University of Connecticut Dining Services opened its Husky Harvest food pantry in Storrs Monday, in collaboration with UConn Undergraduate Student Government and Connecticut Foodshare. The Husky Harvest pantry, located at the Charter Oak Community Center at 10 South Eagleville Road, “will be available to anyone with a UConn ID as part of an effort to battle food insecurity,” according to The Daily Campus.
Husky Harvest is part of an initiative across multiple UConn campuses, including Hartford, Stamford and Avery Point, to combat widespread food insecurity that affects as much as 55% of UConn students, according to data on the USG website. Previously through Husky Harvest, UConn undergraduate and graduate students on regional campuses could access free snacks and ingredients to take home, largely provided by Food Share. Now available in Storrs as the successor of a two-day pop-up food pantry organized by USG and Creating Caring Communities in December, the program will allow students to take as much food — and potentially toiletries — as they want during the pantry’s open hours on Mondays and Thursdays from 11 a.m.-4 p.m.
The Daily Campus Editorial Board feels that Husky Harvest is an innovative use of university resources and student organizing to mitigate the effects of food insecurity. We also acknowledge that organizers of the program have demonstrated positive growth from previous food insecurity initiatives, equipping Husky Harvest with potential to meet the changing needs of UConn students if executed and adapted properly. Students must keep in mind, however, that food insecurity does not exist in a vacuum; access and obstacles to food are inextricably tied to the costs of attending and living at a university, and policy decisions by administrators and the board of trustees that endlessly push up the cost of tuition and fees greatly eat away at the resources students and student workers have to spend on food. Despite the nature of Husky Harvest as compensation for the systemic policy failures of UConn, it presents the valuable opportunity to politicize students against food insecurity and the root causes of these structural issues.
The pantry model of distributing food can be useful for promoting access to free, abundant sustenance without judgment or arbitrary limits. Although this model cannot possibly meet the unique demands of each patron, gaging students for comprehensive feedback about what Husky Market does well and where its flaws lie offers manifold opportunities for improvement. As such, we celebrate that “more than 280 students were surveyed on what they would want from a permanent location” at previous food pantry initiatives, according to UConn Today.

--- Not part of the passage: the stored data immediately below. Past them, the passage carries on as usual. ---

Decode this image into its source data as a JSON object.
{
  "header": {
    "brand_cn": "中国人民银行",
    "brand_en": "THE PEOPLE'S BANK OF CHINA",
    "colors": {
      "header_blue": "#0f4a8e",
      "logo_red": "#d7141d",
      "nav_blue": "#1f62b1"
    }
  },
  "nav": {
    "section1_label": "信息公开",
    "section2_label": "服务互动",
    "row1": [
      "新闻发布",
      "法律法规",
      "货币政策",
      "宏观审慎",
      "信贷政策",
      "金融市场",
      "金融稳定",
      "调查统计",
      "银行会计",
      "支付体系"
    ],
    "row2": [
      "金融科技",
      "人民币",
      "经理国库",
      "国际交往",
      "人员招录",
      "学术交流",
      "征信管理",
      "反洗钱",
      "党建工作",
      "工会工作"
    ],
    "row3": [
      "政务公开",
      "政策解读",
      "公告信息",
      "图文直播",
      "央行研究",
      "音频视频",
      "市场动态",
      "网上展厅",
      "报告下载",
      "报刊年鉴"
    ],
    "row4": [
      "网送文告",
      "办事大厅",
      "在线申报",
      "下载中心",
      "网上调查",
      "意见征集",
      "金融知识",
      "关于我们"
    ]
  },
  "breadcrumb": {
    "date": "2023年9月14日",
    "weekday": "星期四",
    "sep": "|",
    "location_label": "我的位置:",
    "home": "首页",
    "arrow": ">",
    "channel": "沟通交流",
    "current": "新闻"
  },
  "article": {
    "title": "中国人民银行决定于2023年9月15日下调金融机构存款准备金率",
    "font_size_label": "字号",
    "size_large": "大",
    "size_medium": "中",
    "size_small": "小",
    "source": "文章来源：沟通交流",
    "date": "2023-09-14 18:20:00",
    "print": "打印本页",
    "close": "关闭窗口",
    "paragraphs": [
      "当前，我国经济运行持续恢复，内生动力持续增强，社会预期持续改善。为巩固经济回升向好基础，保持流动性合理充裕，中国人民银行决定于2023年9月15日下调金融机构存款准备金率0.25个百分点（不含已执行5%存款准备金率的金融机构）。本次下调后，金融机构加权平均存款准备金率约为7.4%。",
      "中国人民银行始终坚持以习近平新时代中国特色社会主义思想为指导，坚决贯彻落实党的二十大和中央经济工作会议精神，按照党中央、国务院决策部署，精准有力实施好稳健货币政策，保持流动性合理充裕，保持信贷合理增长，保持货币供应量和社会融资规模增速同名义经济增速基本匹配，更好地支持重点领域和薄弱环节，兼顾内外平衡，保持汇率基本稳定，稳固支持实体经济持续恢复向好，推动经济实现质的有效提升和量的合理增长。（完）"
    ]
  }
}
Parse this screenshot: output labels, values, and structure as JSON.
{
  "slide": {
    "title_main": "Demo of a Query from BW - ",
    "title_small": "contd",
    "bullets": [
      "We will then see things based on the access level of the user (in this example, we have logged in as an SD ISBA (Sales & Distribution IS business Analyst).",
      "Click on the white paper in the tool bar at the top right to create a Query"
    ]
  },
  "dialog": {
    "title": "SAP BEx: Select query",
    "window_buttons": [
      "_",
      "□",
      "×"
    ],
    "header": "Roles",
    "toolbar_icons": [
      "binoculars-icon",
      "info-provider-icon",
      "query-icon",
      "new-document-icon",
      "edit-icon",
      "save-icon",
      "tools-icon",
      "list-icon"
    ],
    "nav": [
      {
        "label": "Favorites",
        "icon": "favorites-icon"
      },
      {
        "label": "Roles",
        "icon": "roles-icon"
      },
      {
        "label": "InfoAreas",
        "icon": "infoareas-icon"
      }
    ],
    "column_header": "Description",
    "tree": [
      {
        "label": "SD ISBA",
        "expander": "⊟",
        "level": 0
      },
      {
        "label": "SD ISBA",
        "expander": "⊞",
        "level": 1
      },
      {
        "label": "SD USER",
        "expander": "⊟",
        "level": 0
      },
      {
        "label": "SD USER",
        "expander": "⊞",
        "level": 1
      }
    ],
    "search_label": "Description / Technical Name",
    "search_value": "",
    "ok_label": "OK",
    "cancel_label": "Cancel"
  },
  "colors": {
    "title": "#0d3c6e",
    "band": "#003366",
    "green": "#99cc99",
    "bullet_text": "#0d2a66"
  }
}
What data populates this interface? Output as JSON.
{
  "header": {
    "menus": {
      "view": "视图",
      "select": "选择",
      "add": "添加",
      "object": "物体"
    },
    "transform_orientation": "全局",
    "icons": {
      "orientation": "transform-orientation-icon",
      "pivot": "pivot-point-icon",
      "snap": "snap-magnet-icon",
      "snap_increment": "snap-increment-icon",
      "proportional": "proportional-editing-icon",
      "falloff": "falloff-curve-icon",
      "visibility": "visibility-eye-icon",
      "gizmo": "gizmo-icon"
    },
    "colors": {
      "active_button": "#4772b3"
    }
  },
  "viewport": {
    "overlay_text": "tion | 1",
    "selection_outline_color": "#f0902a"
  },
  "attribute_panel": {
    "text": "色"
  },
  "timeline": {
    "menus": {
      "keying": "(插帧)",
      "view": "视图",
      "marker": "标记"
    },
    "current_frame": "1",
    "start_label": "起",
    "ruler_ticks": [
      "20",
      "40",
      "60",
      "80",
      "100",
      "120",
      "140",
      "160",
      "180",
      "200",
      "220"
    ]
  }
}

While Foodshare and Husky Harvest have not been able to fulfill student requests for fresh fruits and produce this semester, the program’s organizers should nonetheless recognize the immense utility of surveying students on their needs. More specifically, it is essential that any organizers intent on combating food insecurity poll students on what they attribute food insecurity to e.g. the extent to which the economic pressures of attending college strain access to sufficient food. Having this data would send a major message to the university, alumni and donors as well as students and their families about the role that the administration and board of trustees have in worsening student hunger. This is what we mean by “politicizing” food insecurity; student organizers must connect these structural issues to the political process that governs the UConn community.
In addition to the rhetorical use of polling, it may open up not yet-explored solutions to flaws with Husky Harvest such as its distance from the heart of campus, which poses massive accessibility issues for students for whom bus transportation is not always reliable, as well as the program’s only being open for two days per week. These issues can only be solved through a commitment to criticism and adaptability.
Husky Harvest at Storrs and beyond has considerable promise for lessening the burden of food insecurity that inhibits the ability of many students to learn and grow, physically, mentally and academically. And yet, UConn cannot expect to rely on these temporary solutions to problems that far outweigh them. As the university has shown from its arbitrary and undemocratic dissolution of officially-sanctioned activist group UConn Praxis — whose remaining funds were then absorbed by USG — even a Tier-III organization that employed over a dozen students was not safe when the board of trustees decided it was no longer useful financially. Even the plausible conclusion of the Husky Market program proves that students must depend on pressure from without the university’s official machinery to pose a meaningful challenge to food insecurity as a political issue, the central demand being that UConn ensure that each student who pays into it is sufficiently fed. Any other solution, comparatively, is crumbs.